A visiting Masterpiece

Thanks to the long-standing cordial relations between the Kunsthistorisches Museum and the museums in Florence we are able to show a late, great work by the Baroque master Michelangelo Merisi called Caravaggio (15711610): his celebrated »Sleeping Cupid« from the Galleria Palatina (Palazzo Pitti).

In classical antiquity Cupid, the god of love, was always depicted as a young boy armed with bow and arrows. Such images were known as representations of Cupido (Latin for »desire«). It is no accident that the personification of desire is a small child − it functions as a reference to the playful, impetuous and accidental nature of desire, of love. Whomever the boy’s arrows of love pierce becomes a slave to his or her feelings. In the visual arts desire is often depicted as an emotion oscillating between an unintentionally triggered, dangerous emotional state from which there is no escape, and the positive effects of desire and love. What sets the Florentine painting apart is that Caravaggio chose to depict the divine personification of love asleep the emotion of love has withered, or is still dormant.

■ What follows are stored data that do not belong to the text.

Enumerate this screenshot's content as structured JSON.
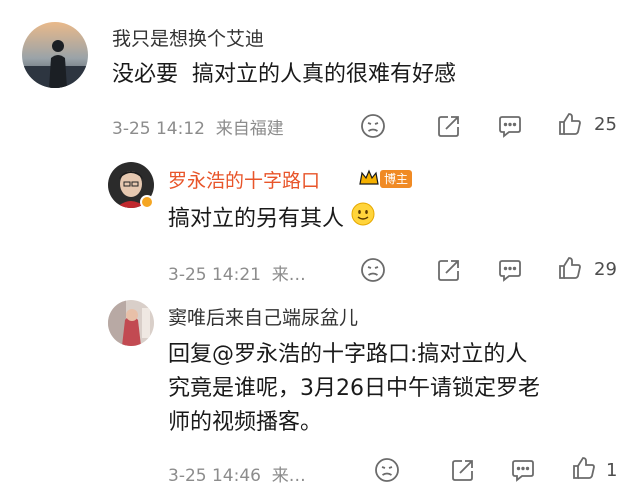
{
  "comments": [
    {
      "username": "我只是想换个艾迪",
      "text": "没必要  搞对立的人真的很难有好感",
      "meta": "3-25 14:12  来自福建",
      "likes": "25"
    },
    {
      "username": "罗永浩的十字路口",
      "badge": "博主",
      "text": "搞对立的另有其人",
      "meta": "3-25 14:21  来…",
      "likes": "29"
    },
    {
      "username": "窦唯后来自己端尿盆儿",
      "text_lines": [
        "回复@罗永浩的十字路口:搞对立的人",
        "究竟是谁呢，3月26日中午请锁定罗老",
        "师的视频播客。"
      ],
      "meta": "3-25 14:46  来…",
      "likes": "1"
    }
  ],
  "colors": {
    "host_name": "#e8552a",
    "username": "#333333",
    "meta": "#8c8c8c",
    "icon": "#6b6b6b",
    "badge": "#f08a24"
  },
  "icons": [
    "avatar",
    "crown-icon",
    "verified-icon",
    "smiley-emoji",
    "dislike-face-icon",
    "share-icon",
    "comment-icon",
    "like-icon"
  ]
}
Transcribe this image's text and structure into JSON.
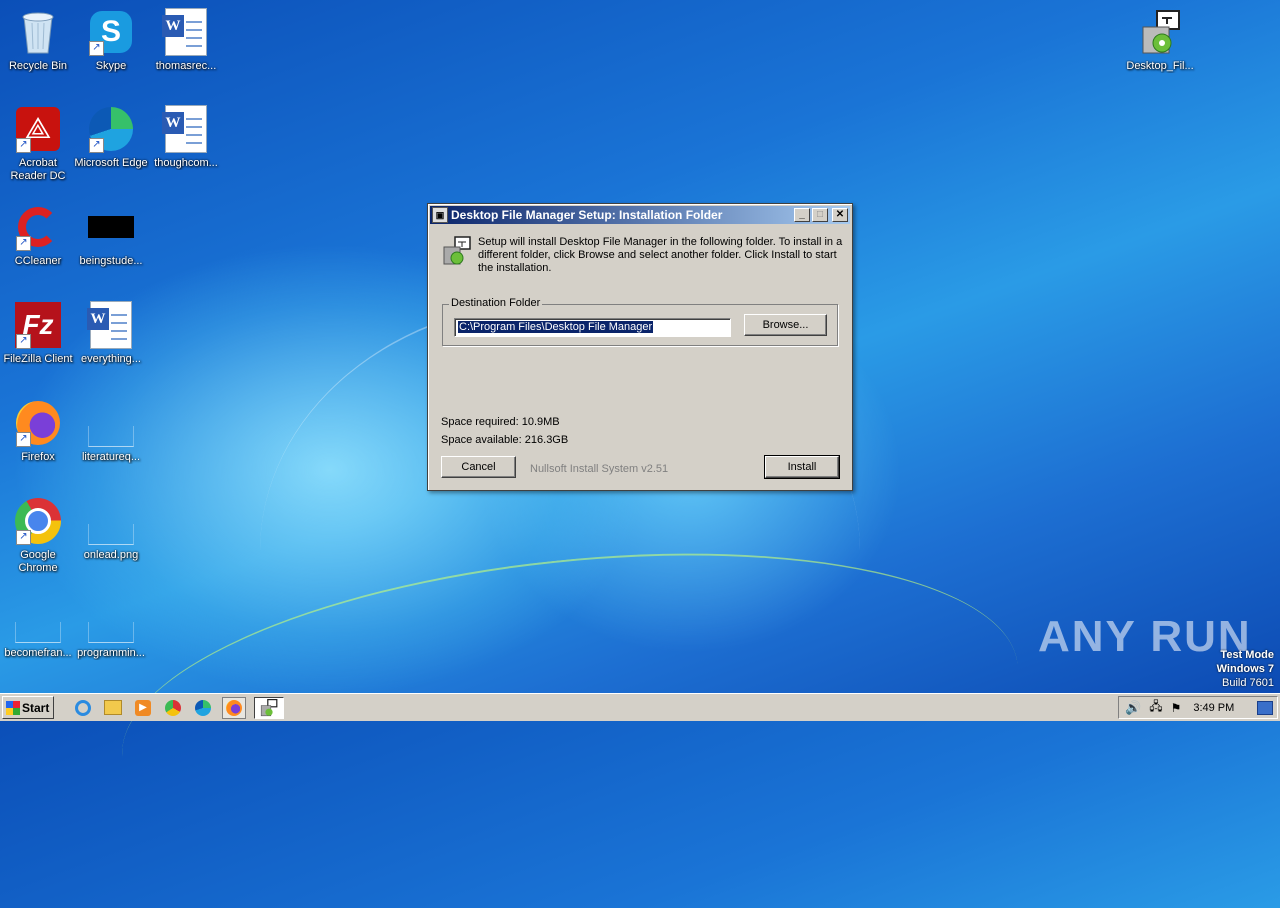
{
  "desktop": {
    "icons": [
      {
        "id": "recycle-bin",
        "label": "Recycle Bin"
      },
      {
        "id": "skype",
        "label": "Skype"
      },
      {
        "id": "thomasrec",
        "label": "thomasrec..."
      },
      {
        "id": "acrobat",
        "label": "Acrobat Reader DC"
      },
      {
        "id": "edge",
        "label": "Microsoft Edge"
      },
      {
        "id": "thoughcom",
        "label": "thoughcom..."
      },
      {
        "id": "ccleaner",
        "label": "CCleaner"
      },
      {
        "id": "beingstude",
        "label": "beingstude..."
      },
      {
        "id": "filezilla",
        "label": "FileZilla Client"
      },
      {
        "id": "everything",
        "label": "everything..."
      },
      {
        "id": "firefox",
        "label": "Firefox"
      },
      {
        "id": "literatureq",
        "label": "literatureq..."
      },
      {
        "id": "chrome",
        "label": "Google Chrome"
      },
      {
        "id": "onlead",
        "label": "onlead.png"
      },
      {
        "id": "becomefran",
        "label": "becomefran..."
      },
      {
        "id": "programmin",
        "label": "programmin..."
      },
      {
        "id": "desktop-fil",
        "label": "Desktop_Fil..."
      }
    ]
  },
  "dialog": {
    "title": "Desktop File Manager Setup: Installation Folder",
    "message": "Setup will install Desktop File Manager in the following folder. To install in a different folder, click Browse and select another folder. Click Install to start the installation.",
    "group_label": "Destination Folder",
    "path_value": "C:\\Program Files\\Desktop File Manager",
    "browse_label": "Browse...",
    "space_required": "Space required: 10.9MB",
    "space_available": "Space available: 216.3GB",
    "cancel_label": "Cancel",
    "branding": "Nullsoft Install System v2.51",
    "install_label": "Install",
    "minimize_glyph": "_",
    "maximize_glyph": "□",
    "close_glyph": "✕"
  },
  "taskbar": {
    "start_label": "Start",
    "clock": "3:49 PM",
    "apps": [
      "ie-icon",
      "explorer-icon",
      "media-player-icon",
      "chrome-icon",
      "edge-icon",
      "firefox-icon",
      "installer-icon"
    ]
  },
  "watermark": {
    "line1": "Test Mode",
    "line2": "Windows 7",
    "line3": "Build 7601",
    "brand": "ANY RUN"
  }
}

In the presentation in Vienna visitors will also be able to inspect the painting’s back. The inscription on the canvas dates the composition to 1608. This makes the painting a fascinating addition to the master’s works in Vienna, all of which were probably executed some years earlier.

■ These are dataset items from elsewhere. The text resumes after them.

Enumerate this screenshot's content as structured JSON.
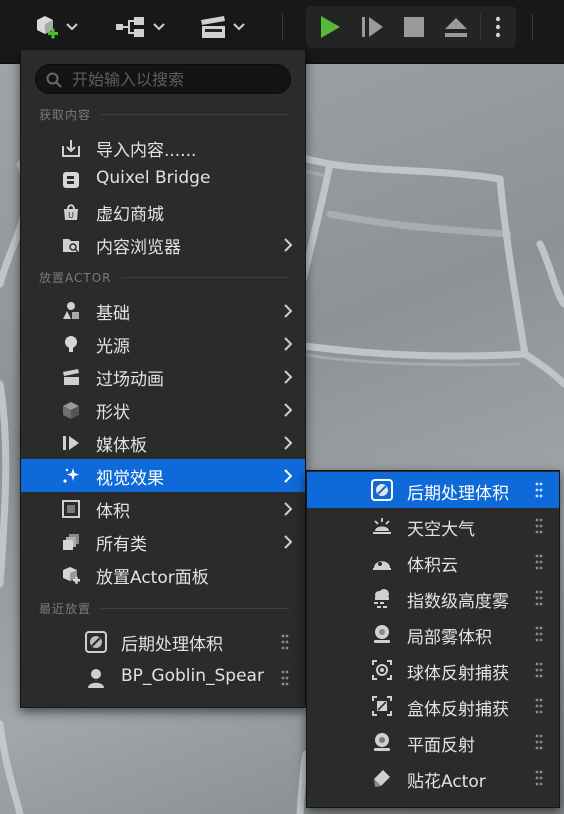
{
  "toolbar": {
    "buttons": [
      {
        "name": "add-content-button",
        "icon": "cube-plus-icon"
      },
      {
        "name": "blueprints-button",
        "icon": "blueprint-nodes-icon"
      },
      {
        "name": "cinematics-button",
        "icon": "clapperboard-icon"
      }
    ],
    "play_controls": [
      "play-icon",
      "step-forward-icon",
      "stop-icon",
      "eject-icon",
      "more-options-icon"
    ],
    "colors": {
      "play": "#58b83a",
      "accent": "#0e6ad8"
    }
  },
  "menu": {
    "search": {
      "placeholder": "开始输入以搜索",
      "value": ""
    },
    "sections": {
      "get_content": "获取内容",
      "place_actor": "放置ACTOR",
      "recent": "最近放置"
    },
    "get_content_items": [
      {
        "label": "导入内容......",
        "icon": "import-icon",
        "submenu": false
      },
      {
        "label": "Quixel Bridge",
        "icon": "bridge-icon",
        "submenu": false
      },
      {
        "label": "虚幻商城",
        "icon": "marketplace-icon",
        "submenu": false
      },
      {
        "label": "内容浏览器",
        "icon": "content-browser-icon",
        "submenu": true
      }
    ],
    "place_actor_items": [
      {
        "label": "基础",
        "icon": "basic-shapes-icon",
        "submenu": true
      },
      {
        "label": "光源",
        "icon": "light-bulb-icon",
        "submenu": true
      },
      {
        "label": "过场动画",
        "icon": "clapperboard-icon",
        "submenu": true
      },
      {
        "label": "形状",
        "icon": "cube-icon",
        "submenu": true
      },
      {
        "label": "媒体板",
        "icon": "media-icon",
        "submenu": true
      },
      {
        "label": "视觉效果",
        "icon": "sparkle-icon",
        "submenu": true,
        "active": true
      },
      {
        "label": "体积",
        "icon": "volume-icon",
        "submenu": true
      },
      {
        "label": "所有类",
        "icon": "all-classes-icon",
        "submenu": true
      },
      {
        "label": "放置Actor面板",
        "icon": "place-actor-icon",
        "submenu": false
      }
    ],
    "recent_items": [
      {
        "label": "后期处理体积",
        "icon": "post-process-icon"
      },
      {
        "label": "BP_Goblin_Spear",
        "icon": "character-icon"
      }
    ]
  },
  "submenu": {
    "items": [
      {
        "label": "后期处理体积",
        "icon": "post-process-icon",
        "active": true
      },
      {
        "label": "天空大气",
        "icon": "sky-atmosphere-icon"
      },
      {
        "label": "体积云",
        "icon": "volumetric-cloud-icon"
      },
      {
        "label": "指数级高度雾",
        "icon": "height-fog-icon"
      },
      {
        "label": "局部雾体积",
        "icon": "local-fog-icon"
      },
      {
        "label": "球体反射捕获",
        "icon": "sphere-reflection-icon"
      },
      {
        "label": "盒体反射捕获",
        "icon": "box-reflection-icon"
      },
      {
        "label": "平面反射",
        "icon": "planar-reflection-icon"
      },
      {
        "label": "贴花Actor",
        "icon": "decal-icon"
      }
    ]
  }
}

In a letter Fra Francesco Buonarroti, a knight of the Order of Malta and a man-of-letters as well as the great-nephew of the celebrated painter and sculptor Michelangelo (14751564), describes both the putto’s much-discussed removal from Malta to Florence and names the connoisseur who had ordered it: Fra Francesco dell’Antella, the prominent secretary of the Grandmaster of the Order of Malta. Shortly after the painting’s completion he had it transported from Malta to Florence, where he proudly displayed it in the city’s literary and artistic circles no later than 1611.

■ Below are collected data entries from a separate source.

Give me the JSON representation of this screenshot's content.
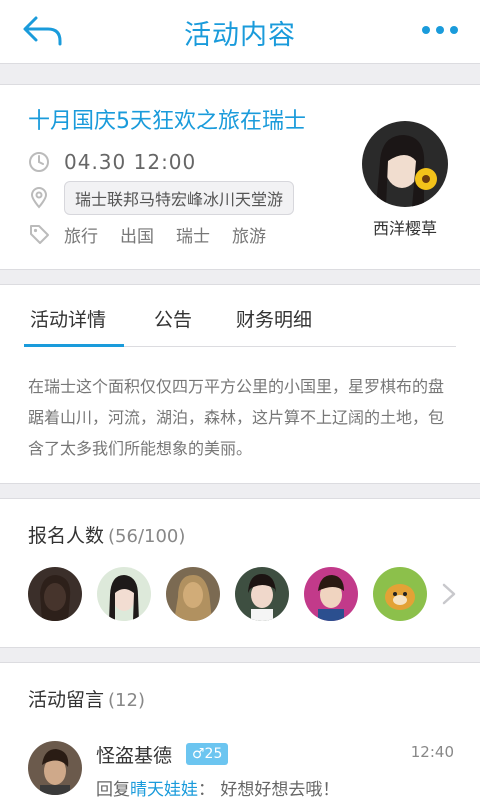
{
  "header": {
    "title": "活动内容",
    "back_icon": "back-arrow-icon",
    "more_icon": "more-dots-icon"
  },
  "event": {
    "title": "十月国庆5天狂欢之旅在瑞士",
    "time": "04.30 12:00",
    "location": "瑞士联邦马特宏峰冰川天堂游",
    "tags": [
      "旅行",
      "出国",
      "瑞士",
      "旅游"
    ],
    "host_name": "西洋樱草"
  },
  "tabs": [
    {
      "label": "活动详情",
      "active": true
    },
    {
      "label": "公告",
      "active": false
    },
    {
      "label": "财务明细",
      "active": false
    }
  ],
  "description": "在瑞士这个面积仅仅四万平方公里的小国里，星罗棋布的盘踞着山川，河流，湖泊，森林，这片算不上辽阔的土地，包含了太多我们所能想象的美丽。",
  "signups": {
    "label": "报名人数",
    "count": "(56/100)"
  },
  "comments": {
    "label": "活动留言",
    "count": "(12)",
    "items": [
      {
        "user": "怪盗基德",
        "gender_age": "♂25",
        "time": "12:40",
        "reply_prefix": "回复",
        "reply_to": "晴天娃娃",
        "text": "：  好想好想去哦！"
      }
    ]
  },
  "colors": {
    "accent": "#1a9bdb",
    "background": "#eeeef1",
    "badge": "#6cc5f0"
  }
}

Together with the portraits of two prominent Maltese gentlemen, Cupid stretched out on his wings and his quiver is the only non-religious work Caravaggio produced during his sojourn on the island. Shortly after its completion the artist, who had fled Rome after somebody he had assaulted there had died of his wounds, was incarcerated for participating in yet another brawl. Caravaggio managed to escape from prison and reach Sicily but was expelled from the Order of Malta in absentia.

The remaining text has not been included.